Two years after losing my wife, I was embracing child-led learning and ambition more each day. My sons continued to train in jiu-jitsu and desired to compete in tournaments, where they learned how tough winning and losing can be. They took theater classes and learned discipline, history, narrative, and the nuts and bolts of production. This led to a taste of bigger stages and an urge to pursue professional acting, so I took them to an open audition where they earned a spot on a talent agency roster. Road trips, nature hikes, museum meanderings, gymnastic classes, quidditch…the adventures were countless.
Then the restrictions of governments in response to fears surrounding a novel coronavirus shut down all of our pursuits.
Our Learning Lifestyle changed over a course of days. The grounding consistency of training sessions at Elevated Studios, the new challenge of classes at Olympiad Gymnastics, hosting a growing Lego Club in our home, church services and Sunday School, and the excitement of getting ready for their first professional acting auditions…all gone.

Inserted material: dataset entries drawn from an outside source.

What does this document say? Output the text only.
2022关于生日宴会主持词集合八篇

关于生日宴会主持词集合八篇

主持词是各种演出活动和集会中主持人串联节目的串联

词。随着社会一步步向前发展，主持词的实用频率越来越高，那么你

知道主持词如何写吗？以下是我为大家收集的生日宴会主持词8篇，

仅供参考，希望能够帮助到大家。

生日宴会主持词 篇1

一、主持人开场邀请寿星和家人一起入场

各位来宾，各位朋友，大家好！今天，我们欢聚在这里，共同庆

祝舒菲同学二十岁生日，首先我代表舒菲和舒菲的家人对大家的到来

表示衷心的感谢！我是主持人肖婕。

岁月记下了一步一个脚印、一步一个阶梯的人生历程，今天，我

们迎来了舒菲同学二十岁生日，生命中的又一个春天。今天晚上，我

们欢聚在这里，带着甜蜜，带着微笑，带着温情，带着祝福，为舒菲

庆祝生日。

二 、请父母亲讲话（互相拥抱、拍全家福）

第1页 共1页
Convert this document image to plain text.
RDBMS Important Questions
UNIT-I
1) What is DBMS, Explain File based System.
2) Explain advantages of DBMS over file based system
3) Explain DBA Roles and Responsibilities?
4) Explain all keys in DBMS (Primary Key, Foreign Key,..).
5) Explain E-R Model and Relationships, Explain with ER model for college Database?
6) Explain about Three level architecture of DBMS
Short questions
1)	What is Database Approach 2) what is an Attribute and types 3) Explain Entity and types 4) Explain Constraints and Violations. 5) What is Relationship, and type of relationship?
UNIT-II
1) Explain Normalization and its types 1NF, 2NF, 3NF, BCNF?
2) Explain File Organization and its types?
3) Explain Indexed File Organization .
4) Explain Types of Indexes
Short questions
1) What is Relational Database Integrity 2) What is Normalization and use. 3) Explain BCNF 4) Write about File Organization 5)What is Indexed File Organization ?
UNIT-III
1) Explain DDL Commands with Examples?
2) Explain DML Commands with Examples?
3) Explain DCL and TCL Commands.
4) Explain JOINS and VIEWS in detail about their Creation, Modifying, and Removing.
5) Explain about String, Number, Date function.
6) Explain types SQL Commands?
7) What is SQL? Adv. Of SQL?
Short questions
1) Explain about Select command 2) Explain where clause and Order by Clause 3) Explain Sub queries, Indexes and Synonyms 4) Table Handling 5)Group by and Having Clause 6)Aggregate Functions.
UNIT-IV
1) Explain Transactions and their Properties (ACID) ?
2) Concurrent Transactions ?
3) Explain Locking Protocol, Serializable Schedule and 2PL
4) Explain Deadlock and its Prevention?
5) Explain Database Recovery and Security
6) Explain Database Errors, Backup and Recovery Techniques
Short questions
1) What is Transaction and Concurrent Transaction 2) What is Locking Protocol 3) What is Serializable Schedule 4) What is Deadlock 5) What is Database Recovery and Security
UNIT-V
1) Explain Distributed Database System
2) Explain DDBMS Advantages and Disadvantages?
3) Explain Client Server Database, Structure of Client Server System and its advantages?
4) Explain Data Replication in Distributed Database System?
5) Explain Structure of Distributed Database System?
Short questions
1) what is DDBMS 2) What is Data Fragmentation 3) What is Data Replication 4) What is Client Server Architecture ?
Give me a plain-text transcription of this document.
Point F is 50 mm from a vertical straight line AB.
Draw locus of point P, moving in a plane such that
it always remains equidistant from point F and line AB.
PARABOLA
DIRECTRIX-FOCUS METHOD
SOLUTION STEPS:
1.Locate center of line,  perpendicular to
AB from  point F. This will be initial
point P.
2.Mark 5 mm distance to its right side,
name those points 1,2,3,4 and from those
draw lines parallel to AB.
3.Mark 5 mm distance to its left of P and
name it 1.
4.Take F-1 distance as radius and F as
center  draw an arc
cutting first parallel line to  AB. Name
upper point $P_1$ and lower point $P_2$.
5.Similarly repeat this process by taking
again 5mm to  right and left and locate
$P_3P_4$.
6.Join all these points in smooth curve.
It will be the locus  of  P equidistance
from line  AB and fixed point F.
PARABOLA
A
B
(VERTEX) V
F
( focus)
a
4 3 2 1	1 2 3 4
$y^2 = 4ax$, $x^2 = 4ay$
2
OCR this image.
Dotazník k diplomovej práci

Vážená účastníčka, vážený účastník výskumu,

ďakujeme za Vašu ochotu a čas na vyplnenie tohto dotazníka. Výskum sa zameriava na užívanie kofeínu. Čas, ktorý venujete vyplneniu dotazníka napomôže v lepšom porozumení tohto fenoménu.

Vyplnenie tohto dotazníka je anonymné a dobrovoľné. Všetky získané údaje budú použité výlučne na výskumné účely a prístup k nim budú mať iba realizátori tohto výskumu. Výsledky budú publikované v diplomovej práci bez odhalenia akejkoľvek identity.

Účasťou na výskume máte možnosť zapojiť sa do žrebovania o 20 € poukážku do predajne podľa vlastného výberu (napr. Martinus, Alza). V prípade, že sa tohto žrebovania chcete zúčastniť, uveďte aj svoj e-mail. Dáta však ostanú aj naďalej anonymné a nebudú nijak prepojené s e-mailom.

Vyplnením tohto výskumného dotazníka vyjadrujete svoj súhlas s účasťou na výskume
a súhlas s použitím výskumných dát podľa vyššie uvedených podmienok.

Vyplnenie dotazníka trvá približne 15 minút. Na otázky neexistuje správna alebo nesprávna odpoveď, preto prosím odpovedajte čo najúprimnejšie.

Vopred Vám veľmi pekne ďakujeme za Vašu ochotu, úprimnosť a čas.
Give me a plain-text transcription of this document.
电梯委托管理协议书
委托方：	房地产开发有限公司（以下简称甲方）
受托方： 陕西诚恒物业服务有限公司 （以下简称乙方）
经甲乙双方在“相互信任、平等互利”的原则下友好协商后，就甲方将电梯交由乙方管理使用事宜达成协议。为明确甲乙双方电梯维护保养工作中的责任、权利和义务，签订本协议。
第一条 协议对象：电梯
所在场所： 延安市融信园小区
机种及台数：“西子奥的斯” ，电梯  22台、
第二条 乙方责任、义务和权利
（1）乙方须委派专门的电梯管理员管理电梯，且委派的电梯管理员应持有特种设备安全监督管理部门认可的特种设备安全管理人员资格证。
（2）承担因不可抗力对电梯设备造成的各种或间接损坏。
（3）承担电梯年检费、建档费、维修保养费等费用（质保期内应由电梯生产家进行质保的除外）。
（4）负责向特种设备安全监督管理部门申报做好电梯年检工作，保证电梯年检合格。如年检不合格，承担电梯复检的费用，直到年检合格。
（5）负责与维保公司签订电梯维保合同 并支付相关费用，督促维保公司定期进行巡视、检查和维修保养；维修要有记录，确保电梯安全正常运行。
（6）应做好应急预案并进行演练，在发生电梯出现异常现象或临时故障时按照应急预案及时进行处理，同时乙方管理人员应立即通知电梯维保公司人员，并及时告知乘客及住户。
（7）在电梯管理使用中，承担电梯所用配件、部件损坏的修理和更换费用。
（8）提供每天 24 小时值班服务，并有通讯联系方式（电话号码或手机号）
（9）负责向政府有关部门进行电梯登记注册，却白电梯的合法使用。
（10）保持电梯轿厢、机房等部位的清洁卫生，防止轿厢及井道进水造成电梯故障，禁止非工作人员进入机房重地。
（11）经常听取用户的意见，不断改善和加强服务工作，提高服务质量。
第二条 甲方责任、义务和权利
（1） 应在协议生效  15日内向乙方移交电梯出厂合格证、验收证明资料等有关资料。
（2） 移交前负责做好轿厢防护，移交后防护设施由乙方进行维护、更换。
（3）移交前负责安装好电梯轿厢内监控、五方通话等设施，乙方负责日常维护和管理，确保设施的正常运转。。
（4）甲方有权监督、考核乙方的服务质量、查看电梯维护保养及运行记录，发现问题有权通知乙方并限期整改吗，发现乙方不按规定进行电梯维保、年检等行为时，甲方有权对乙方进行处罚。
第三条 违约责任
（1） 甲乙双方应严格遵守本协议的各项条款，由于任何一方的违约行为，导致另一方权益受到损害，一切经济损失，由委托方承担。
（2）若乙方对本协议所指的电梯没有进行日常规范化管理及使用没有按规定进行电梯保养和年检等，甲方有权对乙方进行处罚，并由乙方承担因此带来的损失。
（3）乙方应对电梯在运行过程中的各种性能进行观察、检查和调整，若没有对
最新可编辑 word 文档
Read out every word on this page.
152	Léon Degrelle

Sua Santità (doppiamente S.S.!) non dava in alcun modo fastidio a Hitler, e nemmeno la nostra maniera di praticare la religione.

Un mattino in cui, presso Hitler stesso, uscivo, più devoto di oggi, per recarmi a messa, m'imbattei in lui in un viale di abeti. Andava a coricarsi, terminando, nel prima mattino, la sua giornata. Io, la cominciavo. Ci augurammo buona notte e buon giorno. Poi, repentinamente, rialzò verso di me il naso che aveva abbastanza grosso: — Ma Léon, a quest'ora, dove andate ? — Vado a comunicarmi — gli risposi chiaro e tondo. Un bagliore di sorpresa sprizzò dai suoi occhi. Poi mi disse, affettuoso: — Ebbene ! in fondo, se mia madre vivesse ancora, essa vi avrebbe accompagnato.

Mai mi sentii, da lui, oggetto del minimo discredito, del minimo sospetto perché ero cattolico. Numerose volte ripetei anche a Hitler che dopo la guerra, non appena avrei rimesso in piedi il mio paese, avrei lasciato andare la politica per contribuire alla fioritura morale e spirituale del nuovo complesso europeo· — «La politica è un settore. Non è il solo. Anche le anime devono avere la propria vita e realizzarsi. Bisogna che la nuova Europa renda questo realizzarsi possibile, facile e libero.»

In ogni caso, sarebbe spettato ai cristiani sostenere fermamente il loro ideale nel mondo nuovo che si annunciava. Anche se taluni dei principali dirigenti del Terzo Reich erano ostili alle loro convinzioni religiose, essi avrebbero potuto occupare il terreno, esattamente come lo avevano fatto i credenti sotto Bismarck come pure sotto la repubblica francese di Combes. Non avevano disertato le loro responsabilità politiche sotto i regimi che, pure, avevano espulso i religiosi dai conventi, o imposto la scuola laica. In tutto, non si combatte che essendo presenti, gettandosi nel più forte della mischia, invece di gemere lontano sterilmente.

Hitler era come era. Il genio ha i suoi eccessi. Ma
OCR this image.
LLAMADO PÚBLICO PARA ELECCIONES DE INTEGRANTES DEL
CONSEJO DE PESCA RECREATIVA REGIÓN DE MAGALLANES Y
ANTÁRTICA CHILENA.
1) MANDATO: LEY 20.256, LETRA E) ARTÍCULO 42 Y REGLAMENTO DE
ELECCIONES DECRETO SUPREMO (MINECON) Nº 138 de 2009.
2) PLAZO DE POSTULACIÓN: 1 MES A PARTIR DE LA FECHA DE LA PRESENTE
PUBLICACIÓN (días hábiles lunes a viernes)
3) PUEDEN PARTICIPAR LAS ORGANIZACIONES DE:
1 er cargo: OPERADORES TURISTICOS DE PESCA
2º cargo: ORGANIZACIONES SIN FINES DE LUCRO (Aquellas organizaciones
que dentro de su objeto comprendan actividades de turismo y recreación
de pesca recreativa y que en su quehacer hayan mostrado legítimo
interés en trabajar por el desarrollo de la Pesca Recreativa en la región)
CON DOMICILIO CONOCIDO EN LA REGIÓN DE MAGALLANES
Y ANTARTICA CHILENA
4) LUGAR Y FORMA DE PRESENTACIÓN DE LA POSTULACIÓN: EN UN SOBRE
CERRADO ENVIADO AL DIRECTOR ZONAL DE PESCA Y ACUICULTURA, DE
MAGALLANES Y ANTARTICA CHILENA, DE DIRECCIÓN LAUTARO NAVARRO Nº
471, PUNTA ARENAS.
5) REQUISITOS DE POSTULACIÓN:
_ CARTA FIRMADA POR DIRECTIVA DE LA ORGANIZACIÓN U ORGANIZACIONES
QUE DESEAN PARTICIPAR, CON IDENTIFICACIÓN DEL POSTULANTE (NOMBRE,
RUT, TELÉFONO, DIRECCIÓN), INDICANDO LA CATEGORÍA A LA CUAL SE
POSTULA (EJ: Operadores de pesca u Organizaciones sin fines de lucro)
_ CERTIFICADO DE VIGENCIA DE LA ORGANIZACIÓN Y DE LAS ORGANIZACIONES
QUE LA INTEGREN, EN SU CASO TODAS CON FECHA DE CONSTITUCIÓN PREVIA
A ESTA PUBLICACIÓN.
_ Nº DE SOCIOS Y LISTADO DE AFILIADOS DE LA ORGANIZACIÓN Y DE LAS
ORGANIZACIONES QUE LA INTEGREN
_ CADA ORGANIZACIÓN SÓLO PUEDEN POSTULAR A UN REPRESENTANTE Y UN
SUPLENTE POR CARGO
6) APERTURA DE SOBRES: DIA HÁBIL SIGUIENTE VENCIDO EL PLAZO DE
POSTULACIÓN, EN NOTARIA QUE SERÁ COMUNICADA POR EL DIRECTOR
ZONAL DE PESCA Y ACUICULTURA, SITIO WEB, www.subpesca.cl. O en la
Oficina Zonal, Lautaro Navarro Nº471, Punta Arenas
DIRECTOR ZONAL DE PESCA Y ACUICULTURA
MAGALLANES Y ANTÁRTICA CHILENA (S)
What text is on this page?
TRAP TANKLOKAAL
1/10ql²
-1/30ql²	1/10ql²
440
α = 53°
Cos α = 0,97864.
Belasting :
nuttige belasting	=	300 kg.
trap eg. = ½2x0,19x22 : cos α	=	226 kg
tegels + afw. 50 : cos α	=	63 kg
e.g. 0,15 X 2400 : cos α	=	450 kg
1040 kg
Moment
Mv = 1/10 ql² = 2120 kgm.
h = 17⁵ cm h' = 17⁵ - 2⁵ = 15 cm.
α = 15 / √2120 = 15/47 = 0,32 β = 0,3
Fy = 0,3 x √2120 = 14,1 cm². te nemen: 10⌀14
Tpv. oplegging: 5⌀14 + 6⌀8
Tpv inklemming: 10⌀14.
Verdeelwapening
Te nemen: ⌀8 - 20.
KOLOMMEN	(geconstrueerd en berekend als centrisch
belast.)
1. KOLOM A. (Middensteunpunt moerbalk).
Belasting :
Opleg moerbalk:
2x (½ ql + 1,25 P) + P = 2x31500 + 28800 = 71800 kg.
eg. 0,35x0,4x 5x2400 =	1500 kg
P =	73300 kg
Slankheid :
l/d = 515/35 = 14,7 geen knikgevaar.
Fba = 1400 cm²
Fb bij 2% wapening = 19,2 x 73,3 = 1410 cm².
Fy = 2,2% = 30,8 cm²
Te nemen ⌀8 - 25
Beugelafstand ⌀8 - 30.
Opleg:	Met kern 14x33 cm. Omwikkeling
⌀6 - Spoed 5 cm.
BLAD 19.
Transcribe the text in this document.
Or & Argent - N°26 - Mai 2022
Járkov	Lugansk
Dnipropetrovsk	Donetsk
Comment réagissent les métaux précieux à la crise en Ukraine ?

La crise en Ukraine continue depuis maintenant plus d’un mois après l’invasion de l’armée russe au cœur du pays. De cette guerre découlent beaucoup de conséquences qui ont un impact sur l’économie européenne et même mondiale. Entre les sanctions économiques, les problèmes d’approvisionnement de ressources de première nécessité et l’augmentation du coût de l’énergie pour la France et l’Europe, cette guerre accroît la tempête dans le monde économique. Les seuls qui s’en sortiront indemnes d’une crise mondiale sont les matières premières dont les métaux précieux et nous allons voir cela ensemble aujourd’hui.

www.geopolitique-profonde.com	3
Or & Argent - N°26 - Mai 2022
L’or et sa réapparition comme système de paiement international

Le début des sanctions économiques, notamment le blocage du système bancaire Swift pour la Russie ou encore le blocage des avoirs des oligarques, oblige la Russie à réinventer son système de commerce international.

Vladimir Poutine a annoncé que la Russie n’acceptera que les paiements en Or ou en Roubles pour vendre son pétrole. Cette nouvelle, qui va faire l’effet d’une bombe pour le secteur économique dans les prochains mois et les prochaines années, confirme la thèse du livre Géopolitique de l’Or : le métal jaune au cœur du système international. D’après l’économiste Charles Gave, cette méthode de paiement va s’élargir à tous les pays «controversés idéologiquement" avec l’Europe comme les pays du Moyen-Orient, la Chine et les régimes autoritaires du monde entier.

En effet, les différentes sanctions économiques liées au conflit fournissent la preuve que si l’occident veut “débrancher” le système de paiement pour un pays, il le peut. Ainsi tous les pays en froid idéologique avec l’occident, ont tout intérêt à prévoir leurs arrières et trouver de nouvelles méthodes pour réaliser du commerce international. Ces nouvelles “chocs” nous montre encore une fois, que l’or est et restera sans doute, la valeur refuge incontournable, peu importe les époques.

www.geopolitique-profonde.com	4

For four weeks I have sought some reordering of our lives. Most of that time has been in search of meaning. Friedrich Nietzsche wrote, “He who has a why to live can bear almost any how.” I was searching for the wrong why. I wanted to know why the world had gone mad with irrationality, forgetting that the world had never been rational. To expect that now was my own madness.
The why I need is, “Why the Learning Lifestyle?”
The answer is within me, in need of revisiting, refreshing, and retooling. It’s exciting and scary to work on the fundamentals, especially when you’ve already built so much on the existing paradigm.